Account/Billing & consumption

Billing & consumption

wylon uses pay-as-you-go billing metered per token. This page explains how usage is measured, how charges accrue, and how to review your consumption.

Pricing model

Every inference request is billed on two dimensions:

Input tokens — everything you send: the prompt, system message, tool definitions, and prior turns.
Output tokens — everything the model generates, including tool-call arguments and reasoning tokens.

Rates are per-million tokens and vary by model. Batch jobs receive a discount on top of the standard rate. See the pricing page for current rates.

calculate

Token counts returned in the usage field of each response are authoritative — they are what you will be charged for.

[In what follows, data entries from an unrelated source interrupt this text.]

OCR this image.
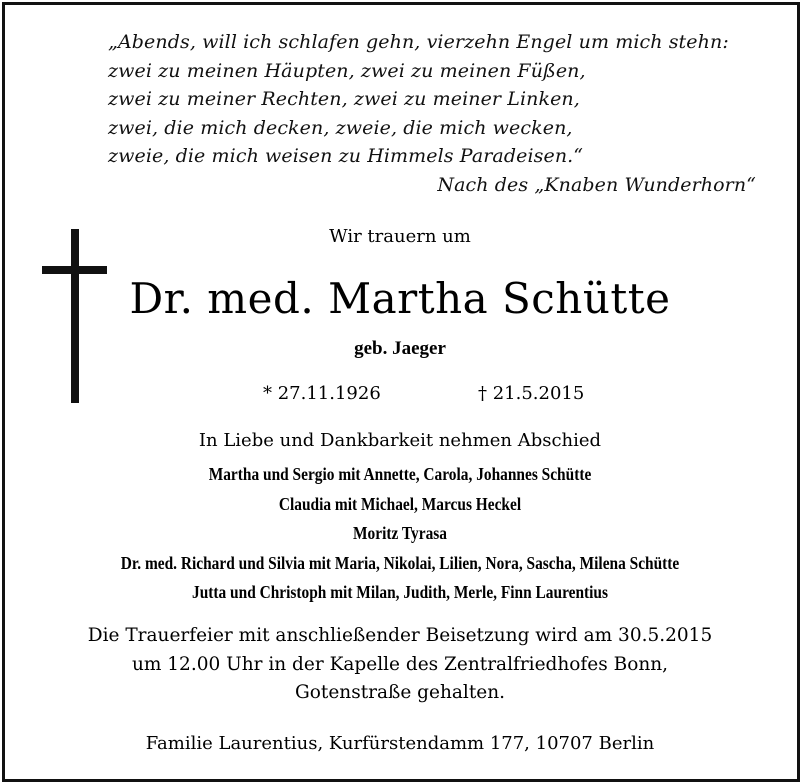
„Abends, will ich schlafen gehn, vierzehn Engel um mich stehn:
zwei zu meinen Häupten, zwei zu meinen Füßen,
zwei zu meiner Rechten, zwei zu meiner Linken,
zwei, die mich decken, zweie, die mich wecken,
zweie, die mich weisen zu Himmels Paradeisen.“
Nach des „Knaben Wunderhorn“
Wir trauern um
Dr. med. Martha Schütte
geb. Jaeger
* 27.11.1926	† 21.5.2015
In Liebe und Dankbarkeit nehmen Abschied
Martha und Sergio mit Annette, Carola, Johannes Schütte
Claudia mit Michael, Marcus Heckel
Moritz Tyrasa
Dr. med. Richard und Silvia mit Maria, Nikolai, Lilien, Nora, Sascha, Milena Schütte
Jutta und Christoph mit Milan, Judith, Merle, Finn Laurentius
Die Trauerfeier mit anschließender Beisetzung wird am 30.5.2015
um 12.00 Uhr in der Kapelle des Zentralfriedhofes Bonn,
Gotenstraße gehalten.
Familie Laurentius, Kurfürstendamm 177, 10707 Berlin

Cached prefix tokens (when eligible) are billed at a reduced rate and appear as cached_input_tokens.

Usage dashboard

Dashboard → Account management → User Center → Usage statistics breaks down consumption by model, API key, and day, with export support.

Invoices & receipts

To view receipts or issue invoices, go to Dashboard → Billing → Invoice management.

FAQ

Are failed requests billed? No — 4xx and 5xx responses are not charged. Timed-out streams are billed for tokens actually produced.
Are batch jobs billed differently? Yes — batch jobs are still billed per token, but at a discount versus the real-time rate. See Batch.
Can I raise my usage limits? Contact our sales team to request a higher usage quota.